Stewart Downing's nightmare in Liverpool may finally be coming to a close. According to The Mirror's Neil Rowlands, Downing said Saturday that the Reds will allow him to leave in January's transfer window if he so chooses:
The manager has said I can leave if I want to...I've played for a long time and there are spells when you can be in and out of the side. At the minute I'm trying to play as many games as possible. If that doesn't happen I'm at an age where I can't be sat around. I need to play and the manager understands that.
That news is the latest turn in what has been nothing short of a tumultuous road for Downing during his time in Anfield. The 28-year-old winger joined Liverpool in the 2011-12 season following a transfer from Aston Villa, and the Reds paid a whopping $32.3 million for his services.
When acquired, Downing was considered one of the premier midfielders in England. A skilled craftsman at crossing the ball and dominant at times on both sides of the field, Liverpool ostensibly wanted Downing to spring life into their offense.
Unfortunately, it did not work as planned.
Last season, Downing struggled mightily, failing to record a goal or an assist in 36 Premier League appearances. His failures were indicative of the club as a whole, as Liverpool finished with an embarrassing 52 points in the table—the club's lowest in the three-point era.

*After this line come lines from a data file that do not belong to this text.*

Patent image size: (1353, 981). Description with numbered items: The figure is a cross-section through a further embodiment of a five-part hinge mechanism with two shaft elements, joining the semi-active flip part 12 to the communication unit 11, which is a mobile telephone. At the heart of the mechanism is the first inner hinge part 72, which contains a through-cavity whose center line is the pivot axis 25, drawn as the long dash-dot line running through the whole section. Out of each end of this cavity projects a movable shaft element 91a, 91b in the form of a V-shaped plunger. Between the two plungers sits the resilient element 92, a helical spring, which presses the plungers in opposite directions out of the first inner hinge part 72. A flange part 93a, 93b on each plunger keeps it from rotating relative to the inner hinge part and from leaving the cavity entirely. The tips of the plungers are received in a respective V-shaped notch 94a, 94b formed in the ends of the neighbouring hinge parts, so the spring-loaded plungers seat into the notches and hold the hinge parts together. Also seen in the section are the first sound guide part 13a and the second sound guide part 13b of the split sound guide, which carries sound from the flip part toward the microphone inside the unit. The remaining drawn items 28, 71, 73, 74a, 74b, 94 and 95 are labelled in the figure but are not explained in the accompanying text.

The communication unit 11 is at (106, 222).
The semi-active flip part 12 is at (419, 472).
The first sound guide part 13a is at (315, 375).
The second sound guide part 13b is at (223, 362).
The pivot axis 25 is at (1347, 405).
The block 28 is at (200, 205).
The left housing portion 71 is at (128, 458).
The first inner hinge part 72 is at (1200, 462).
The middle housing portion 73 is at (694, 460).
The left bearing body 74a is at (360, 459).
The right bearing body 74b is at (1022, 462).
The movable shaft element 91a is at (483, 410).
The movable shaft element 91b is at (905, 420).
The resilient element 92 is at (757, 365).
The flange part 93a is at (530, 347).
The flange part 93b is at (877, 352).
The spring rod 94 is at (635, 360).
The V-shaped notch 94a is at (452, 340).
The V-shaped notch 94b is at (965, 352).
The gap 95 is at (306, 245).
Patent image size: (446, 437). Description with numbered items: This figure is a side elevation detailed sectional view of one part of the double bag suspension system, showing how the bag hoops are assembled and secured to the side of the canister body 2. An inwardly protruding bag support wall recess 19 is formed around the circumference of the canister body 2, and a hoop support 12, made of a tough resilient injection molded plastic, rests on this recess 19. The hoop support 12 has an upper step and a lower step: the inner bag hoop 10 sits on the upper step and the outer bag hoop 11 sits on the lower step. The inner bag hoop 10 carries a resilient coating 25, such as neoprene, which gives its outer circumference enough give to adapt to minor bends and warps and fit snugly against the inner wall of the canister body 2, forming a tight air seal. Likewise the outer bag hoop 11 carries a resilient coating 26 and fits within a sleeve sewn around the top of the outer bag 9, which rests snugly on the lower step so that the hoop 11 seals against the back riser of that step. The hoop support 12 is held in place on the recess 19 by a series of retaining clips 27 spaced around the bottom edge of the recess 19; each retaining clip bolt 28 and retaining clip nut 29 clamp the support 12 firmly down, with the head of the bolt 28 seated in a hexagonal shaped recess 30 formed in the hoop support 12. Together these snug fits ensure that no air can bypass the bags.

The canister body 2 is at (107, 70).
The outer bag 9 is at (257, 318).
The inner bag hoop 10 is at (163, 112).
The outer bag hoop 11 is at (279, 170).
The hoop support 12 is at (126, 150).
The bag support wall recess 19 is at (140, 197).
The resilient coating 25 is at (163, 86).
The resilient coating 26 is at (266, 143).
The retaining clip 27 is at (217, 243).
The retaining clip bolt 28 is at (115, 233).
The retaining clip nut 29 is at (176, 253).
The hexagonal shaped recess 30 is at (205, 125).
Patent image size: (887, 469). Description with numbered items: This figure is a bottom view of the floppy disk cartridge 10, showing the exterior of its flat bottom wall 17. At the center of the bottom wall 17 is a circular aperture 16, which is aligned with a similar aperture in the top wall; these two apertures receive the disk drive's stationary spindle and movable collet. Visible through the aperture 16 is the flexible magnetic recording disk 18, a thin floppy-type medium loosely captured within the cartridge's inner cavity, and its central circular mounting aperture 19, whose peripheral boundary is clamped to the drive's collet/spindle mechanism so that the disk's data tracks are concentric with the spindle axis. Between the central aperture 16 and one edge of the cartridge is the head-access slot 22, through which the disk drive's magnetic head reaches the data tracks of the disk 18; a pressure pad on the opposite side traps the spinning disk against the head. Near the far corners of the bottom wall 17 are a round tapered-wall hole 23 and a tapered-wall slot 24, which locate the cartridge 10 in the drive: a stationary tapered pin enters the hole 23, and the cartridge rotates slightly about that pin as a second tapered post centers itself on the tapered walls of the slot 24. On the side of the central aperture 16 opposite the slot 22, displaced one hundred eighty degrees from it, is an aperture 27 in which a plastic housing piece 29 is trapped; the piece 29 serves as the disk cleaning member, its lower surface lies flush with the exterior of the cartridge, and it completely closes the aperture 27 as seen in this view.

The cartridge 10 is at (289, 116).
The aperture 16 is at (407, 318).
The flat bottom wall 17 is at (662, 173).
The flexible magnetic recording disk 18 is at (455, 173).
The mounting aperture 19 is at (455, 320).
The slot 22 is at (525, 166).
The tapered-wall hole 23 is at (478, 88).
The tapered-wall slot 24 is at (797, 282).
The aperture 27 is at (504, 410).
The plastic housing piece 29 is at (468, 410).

After the season, turnover reigned supreme. Manager Kenny Dalglish was canned a little over a year after he took the job and was replaced by up-and-comer Brendan Rodgers.
Perhaps the biggest loser of that change was Downing, who went from an integral acquisition to an afterthought under the new management. Thus far, he has started only five games this season and substituted in three all season long.
Downing's relegation to the bench hasn't worked for Rodgers, whose team still has just 22 points after Saturday's stunning loss to Aston Villa.
As the Liverpool manager continues to shuffle his lineup in hopes of righting the ship, Downing may wind up becoming more integral by January. However, the damage may have already been done. A manager cannot just relegate a $32.3 million asset to the bench and expect him to take it like a good soldier—especially when he's still very much in his prime.
If Liverpool can find a way to recoup a hefty portion of their losses, they should look to move Downing in January. With the club struggling, there's little reason to keep around an unhappy star whose relationship with the manager cannot be on the best of terms.